Back in the 1970s, when Irwin Allen was the master of disaster, filmmakers regularly trotted out the same old creaky tropes by grouping together a hodgepodge of celebrities, of varying renown and talent, and then throwing them in harm’s way. The formula didn’t always work, but it did work often enough for moviemakers to keep trying. Allen produced two of the best examples of the disaster film with these tropes: the capsized-ship story The Poseidon Adventure, and, my favorite, the burning skyscraper story The Towering Inferno. Those two films are prime examples of expertly crafted cheese and the reasons that I have such a goofy affection for the entire disaster movie genre. I love the way the varied cast members interact amidst the effects, especially Inferno’s parallel plotlines starring Paul Newman and Steve McQueen that build to the inevitable meeting of these two very cool men. To this day, I get excited when I see one of those posters with the line of little portraits revealing the cast in peril.
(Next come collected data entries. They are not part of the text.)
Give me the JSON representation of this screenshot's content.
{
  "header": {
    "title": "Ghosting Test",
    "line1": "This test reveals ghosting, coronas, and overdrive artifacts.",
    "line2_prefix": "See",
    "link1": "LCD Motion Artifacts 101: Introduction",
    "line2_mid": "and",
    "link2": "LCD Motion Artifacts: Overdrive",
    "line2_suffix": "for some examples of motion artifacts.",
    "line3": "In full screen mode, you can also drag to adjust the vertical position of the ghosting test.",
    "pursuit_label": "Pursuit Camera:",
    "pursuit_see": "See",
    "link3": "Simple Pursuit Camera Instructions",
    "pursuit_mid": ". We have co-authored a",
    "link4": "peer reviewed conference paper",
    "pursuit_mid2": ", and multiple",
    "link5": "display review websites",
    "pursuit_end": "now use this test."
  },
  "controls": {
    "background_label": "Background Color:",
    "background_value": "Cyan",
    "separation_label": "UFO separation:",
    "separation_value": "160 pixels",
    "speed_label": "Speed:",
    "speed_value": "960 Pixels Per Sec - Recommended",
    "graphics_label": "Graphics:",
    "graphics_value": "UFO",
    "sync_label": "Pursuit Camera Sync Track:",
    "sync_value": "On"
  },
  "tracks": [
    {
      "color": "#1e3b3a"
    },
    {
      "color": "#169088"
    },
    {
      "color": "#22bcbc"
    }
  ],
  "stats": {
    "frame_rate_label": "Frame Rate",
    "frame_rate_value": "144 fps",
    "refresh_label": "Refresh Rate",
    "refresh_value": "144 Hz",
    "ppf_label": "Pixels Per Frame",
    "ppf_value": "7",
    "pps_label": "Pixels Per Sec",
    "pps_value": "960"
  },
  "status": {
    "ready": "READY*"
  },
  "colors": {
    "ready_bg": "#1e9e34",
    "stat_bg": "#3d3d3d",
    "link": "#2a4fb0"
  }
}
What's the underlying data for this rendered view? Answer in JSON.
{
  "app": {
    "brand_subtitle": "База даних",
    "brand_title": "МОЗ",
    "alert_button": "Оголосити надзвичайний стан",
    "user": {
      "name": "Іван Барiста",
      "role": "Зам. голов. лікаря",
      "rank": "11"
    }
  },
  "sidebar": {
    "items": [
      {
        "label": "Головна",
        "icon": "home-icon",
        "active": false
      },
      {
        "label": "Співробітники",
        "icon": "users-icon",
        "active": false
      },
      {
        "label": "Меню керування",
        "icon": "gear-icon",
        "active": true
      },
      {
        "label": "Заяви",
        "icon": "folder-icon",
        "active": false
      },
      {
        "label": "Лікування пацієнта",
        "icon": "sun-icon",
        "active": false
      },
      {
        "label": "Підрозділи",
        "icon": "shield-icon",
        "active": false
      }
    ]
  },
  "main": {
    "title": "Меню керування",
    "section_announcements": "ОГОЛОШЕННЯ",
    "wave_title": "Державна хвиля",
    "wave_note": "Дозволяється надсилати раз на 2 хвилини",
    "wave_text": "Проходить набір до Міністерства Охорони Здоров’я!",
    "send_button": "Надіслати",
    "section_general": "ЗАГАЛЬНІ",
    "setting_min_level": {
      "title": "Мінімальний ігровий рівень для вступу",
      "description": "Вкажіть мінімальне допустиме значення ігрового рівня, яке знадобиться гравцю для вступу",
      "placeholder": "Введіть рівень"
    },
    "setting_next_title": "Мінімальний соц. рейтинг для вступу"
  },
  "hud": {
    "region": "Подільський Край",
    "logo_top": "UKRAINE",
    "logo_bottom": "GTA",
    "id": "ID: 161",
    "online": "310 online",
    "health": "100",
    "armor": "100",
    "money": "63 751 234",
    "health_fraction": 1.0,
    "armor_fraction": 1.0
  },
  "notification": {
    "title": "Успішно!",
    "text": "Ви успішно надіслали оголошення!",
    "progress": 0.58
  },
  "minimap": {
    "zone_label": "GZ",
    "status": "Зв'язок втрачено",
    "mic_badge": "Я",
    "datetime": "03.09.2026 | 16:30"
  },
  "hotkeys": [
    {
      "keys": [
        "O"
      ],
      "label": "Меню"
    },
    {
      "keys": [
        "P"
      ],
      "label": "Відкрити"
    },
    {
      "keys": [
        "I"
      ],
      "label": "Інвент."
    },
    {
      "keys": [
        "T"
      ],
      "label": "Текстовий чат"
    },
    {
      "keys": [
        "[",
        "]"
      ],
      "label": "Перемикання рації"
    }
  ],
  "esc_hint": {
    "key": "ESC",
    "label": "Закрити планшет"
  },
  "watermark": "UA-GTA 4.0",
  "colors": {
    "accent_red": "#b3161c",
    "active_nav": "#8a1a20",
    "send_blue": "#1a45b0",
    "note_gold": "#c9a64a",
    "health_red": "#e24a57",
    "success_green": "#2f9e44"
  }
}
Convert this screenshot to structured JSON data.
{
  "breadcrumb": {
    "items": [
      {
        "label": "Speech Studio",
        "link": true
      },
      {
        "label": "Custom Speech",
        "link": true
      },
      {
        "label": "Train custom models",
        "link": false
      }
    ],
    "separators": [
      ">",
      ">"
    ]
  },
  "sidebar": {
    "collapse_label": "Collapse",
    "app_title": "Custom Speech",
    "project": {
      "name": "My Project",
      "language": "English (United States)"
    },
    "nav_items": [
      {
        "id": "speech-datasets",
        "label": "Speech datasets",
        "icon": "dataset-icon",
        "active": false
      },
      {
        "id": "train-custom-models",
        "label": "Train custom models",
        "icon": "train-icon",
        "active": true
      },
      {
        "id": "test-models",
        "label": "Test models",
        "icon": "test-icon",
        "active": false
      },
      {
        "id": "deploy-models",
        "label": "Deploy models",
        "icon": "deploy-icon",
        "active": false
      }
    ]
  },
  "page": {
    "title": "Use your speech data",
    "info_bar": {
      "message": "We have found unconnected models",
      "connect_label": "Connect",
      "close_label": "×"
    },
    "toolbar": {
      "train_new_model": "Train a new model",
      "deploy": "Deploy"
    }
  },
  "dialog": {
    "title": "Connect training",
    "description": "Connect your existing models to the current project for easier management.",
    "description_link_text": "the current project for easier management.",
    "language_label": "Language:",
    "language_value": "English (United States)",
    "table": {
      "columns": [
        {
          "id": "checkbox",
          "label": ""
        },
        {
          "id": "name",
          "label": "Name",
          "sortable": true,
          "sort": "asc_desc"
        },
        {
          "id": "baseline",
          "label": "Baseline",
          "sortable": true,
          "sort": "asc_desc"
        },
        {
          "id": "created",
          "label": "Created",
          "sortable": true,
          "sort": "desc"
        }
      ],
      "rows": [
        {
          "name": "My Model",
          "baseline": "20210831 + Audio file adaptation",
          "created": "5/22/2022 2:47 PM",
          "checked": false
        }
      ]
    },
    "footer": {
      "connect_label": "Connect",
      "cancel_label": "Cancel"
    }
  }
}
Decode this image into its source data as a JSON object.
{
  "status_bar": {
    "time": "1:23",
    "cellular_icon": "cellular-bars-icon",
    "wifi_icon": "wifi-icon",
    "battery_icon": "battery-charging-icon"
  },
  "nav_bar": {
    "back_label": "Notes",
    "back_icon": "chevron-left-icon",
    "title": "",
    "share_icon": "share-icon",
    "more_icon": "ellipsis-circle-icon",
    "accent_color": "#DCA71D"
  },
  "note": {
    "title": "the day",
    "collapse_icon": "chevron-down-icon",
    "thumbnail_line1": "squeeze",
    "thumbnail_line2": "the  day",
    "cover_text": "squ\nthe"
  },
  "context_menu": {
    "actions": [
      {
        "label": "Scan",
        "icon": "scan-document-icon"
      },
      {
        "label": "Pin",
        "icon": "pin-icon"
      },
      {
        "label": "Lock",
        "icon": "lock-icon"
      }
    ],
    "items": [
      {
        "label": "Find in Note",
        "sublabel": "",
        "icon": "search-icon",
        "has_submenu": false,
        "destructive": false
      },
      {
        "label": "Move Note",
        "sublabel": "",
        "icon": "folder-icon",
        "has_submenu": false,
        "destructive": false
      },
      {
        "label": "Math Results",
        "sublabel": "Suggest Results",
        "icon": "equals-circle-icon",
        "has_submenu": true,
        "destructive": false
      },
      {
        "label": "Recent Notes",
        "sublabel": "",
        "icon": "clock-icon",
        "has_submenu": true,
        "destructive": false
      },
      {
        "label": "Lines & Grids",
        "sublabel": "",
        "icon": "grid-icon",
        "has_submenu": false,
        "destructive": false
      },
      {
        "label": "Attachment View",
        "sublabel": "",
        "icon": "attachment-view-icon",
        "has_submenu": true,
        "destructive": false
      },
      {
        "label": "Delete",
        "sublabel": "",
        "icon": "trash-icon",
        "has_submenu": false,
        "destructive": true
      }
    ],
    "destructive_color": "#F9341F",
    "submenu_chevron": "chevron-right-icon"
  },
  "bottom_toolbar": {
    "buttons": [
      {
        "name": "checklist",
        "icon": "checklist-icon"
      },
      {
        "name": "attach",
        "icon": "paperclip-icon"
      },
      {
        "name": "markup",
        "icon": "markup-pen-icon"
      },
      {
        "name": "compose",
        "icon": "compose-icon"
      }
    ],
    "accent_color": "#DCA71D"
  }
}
Since the mid-1990s Roland Emmerich has been making big-budget explosion films that are mostly of the disaster persuasion, staking out a corner of contemporary cinema that looks an awful lot like Allen’s 70s pad. But Emmerich has been wildly inconsistent. There’s the passable Independence Day (1996), which, despite its exploding landmarks, is actually more of an alien-invasion movie. He followed that with Godzilla (1998), a horrible half-hearted movie. But somewhere around the middle of this decade, Emmerich went full-disaster with The Day After Tomorrow (2004), a flawed but enjoyable popcorn flick that found weather raining down destruction on New England (elsewhere too, but our ensemble is exclusively East Coast). Now, with 2012, Emmerich has used a misreading of the Mayan calendar as the jumping point to top all of his movies, and all disaster movies, in premise, not always in quality. He exploits the same kind of whiplash-inducing “thousands are dying, but save the dog!” mentality that has long served peddlers of schlock well, and here it is done very well. Forget escaping a boat. Forget putting out the fire. Forget staying warm. There’s nowhere to run when the whole world is coming to an end. (But don’t worry too much; some of the cast will still have a happy ending).
Speaking of the cast, it’s an odd mix that’s suitably eclectic, with two very likable actors, John Cusack and Chiwetel Ejiofor, as a sci-fi writer and a scientist, respectively, doing most of the earnest heavy-lifting. (It’s nice to think that someone, somewhere, might think Cusack and Ejiofor could be our Newman and McQueen). Ultimately we need to think that the problems of the small ensemble cast do amount to at least a hill of beans on this hemorrhaging planet and Emmerich was lucky enough to get an ensemble that would work hard to elevate the horrendous dialogue that he co-wrote with his composer, Harold Kloser. There’s Amanda Peet, as Cusack’s ex, and Tom McCarthy as her new man. There’s Danny Glover as the U.S. president and Thandie Newton as his daughter. There’s Woody Harrelson as a kooky conspiracy-nut and Oliver Platt as a slimy bureaucrat. There's also some cute child actors and a little dog. Even George Segal shows up in an extraneous subplot, but then again, anything that isn’t a crumbling landmark is sort of extraneous.
Let’s get back to the disasters. Earthquakes! Volcanoes! Tidal waves! There’s nothing but destruction happening here and it’s played out with incredible special-effects that are sometimes scary, sometimes silly, but always enjoyable. Emmerich has perfected a kind of industrial-strength filmmaking here in an entertaining blend of silliness and suspense from the ominous title card to the perfect deep-fried cheese that is the end-credit-caterwauling of Adam Lambert. Other than a lame half-hearted nod towards a social conscience, the movie proceeds with a determined desire to let us marvel at the effects, to let us revel in his amiably dumb light-and-sound show. I was never bored, occasionally thrilled, and often amused. Emmerich finds a good spot between camp and cool and rides it for two-and-a-half hours.